Vaela pulled her scarf down just enough to reveal a small scar across her lips.

"Last time, an entire town forgot they existed. Including themselves.

They traveled through Whithollow, a city built into a cliffside where every citizen wore mirrored masks and spoke in riddles. No one used names.

Ashen quickly learned to stop asking direct questions. You only got answers if the Veil wanted you to.

"What is this place?" he muttered once, exasperated.

A passerby paused mid-stride, tilted their head, and whispered:

"A scar where silence bled too loudly."

He gave up after that

They reached the shrine by dusk.

It wasn't a shrine in the traditional sense. It was a dead tree, roots carved with symbols that had no symmetry. They pulsed in the corner of the eye, but disappeared when stared at directly.

The second sigil was somewhere here. \

Waiting.

Vaela stood guard while Ashen knelt near the base, his breath hitching. He didn't know what to do. What to say. What to be. He touched the tree.

Nothing. He tried again. And this time, something touched back. He wasn't standing anymore.

He was falling.

Not physically, he knew that much. This was internal. He was dropping through layers of self, memory, truth. Past thought. Past language.

"Second sigil..." a voice whispered. 

"...The Witness."And then-

he was in his childhood room, age ten, watching his mother burn a book in the fireplace.
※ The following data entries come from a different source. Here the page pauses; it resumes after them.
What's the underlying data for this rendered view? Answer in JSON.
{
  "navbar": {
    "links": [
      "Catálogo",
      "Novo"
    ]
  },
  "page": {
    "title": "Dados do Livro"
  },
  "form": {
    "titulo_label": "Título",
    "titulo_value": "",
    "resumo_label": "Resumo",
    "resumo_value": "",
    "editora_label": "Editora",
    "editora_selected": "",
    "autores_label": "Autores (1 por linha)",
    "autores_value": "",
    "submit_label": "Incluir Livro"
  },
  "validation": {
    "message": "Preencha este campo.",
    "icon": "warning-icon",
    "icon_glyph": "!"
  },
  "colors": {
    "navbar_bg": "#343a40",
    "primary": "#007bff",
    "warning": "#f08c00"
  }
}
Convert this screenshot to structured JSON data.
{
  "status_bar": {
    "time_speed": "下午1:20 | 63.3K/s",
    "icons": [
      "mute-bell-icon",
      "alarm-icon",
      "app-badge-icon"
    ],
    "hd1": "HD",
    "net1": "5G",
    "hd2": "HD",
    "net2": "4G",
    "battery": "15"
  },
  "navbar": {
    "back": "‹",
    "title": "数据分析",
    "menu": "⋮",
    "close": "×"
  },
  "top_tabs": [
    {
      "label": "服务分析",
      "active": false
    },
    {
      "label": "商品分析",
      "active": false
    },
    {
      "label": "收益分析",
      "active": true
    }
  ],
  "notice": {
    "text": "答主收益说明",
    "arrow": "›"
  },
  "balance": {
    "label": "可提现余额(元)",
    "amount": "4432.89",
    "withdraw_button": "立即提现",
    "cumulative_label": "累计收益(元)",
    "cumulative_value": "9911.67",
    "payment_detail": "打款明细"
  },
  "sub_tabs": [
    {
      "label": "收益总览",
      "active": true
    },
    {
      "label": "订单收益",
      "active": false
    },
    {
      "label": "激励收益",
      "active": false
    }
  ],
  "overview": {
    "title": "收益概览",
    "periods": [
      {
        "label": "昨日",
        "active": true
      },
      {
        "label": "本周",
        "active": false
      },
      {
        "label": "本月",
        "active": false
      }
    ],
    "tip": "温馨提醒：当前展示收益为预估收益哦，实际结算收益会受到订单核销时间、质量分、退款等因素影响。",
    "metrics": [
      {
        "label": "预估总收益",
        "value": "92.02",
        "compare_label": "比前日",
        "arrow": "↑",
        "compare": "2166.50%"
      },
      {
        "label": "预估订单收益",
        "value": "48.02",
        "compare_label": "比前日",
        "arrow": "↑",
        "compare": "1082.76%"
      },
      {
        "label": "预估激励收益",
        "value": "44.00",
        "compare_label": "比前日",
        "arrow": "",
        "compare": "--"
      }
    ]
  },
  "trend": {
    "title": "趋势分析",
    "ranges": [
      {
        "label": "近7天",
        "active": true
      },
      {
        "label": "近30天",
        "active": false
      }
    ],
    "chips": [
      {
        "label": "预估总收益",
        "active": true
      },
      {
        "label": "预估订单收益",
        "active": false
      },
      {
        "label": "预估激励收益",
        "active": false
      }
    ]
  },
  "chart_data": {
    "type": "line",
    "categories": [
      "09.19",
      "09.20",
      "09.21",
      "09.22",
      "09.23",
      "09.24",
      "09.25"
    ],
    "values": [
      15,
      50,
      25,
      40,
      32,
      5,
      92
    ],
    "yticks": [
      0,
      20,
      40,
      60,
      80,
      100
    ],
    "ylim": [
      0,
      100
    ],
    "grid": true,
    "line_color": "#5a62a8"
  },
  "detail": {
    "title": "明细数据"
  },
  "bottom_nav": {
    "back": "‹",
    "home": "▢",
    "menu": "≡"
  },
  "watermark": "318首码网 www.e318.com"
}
"It shouldn't be remembered," she whispered.

"Why?" he had asked.

She looked at him, tears in her eyes."Because the world doesn't survive people who remember too well

Ashen gasped.

Back at the shrine, the sigil burned into his shoulder a second mark, overlapping the first. The lines tangled, forming a crescent spiral.

Vaela rushed forward, grabbing his collar before he collapsed.

"You saw something?"

He nodded slowly.

"What did you remember?"

His voice came out cracked.

"Something I didn't know I'd forgotten."

Up in the hills, where no one looked, the mirrored-masked people gathered.

Their reflections whispered to each other. The shrine had awakened.And so had the eye in the sky.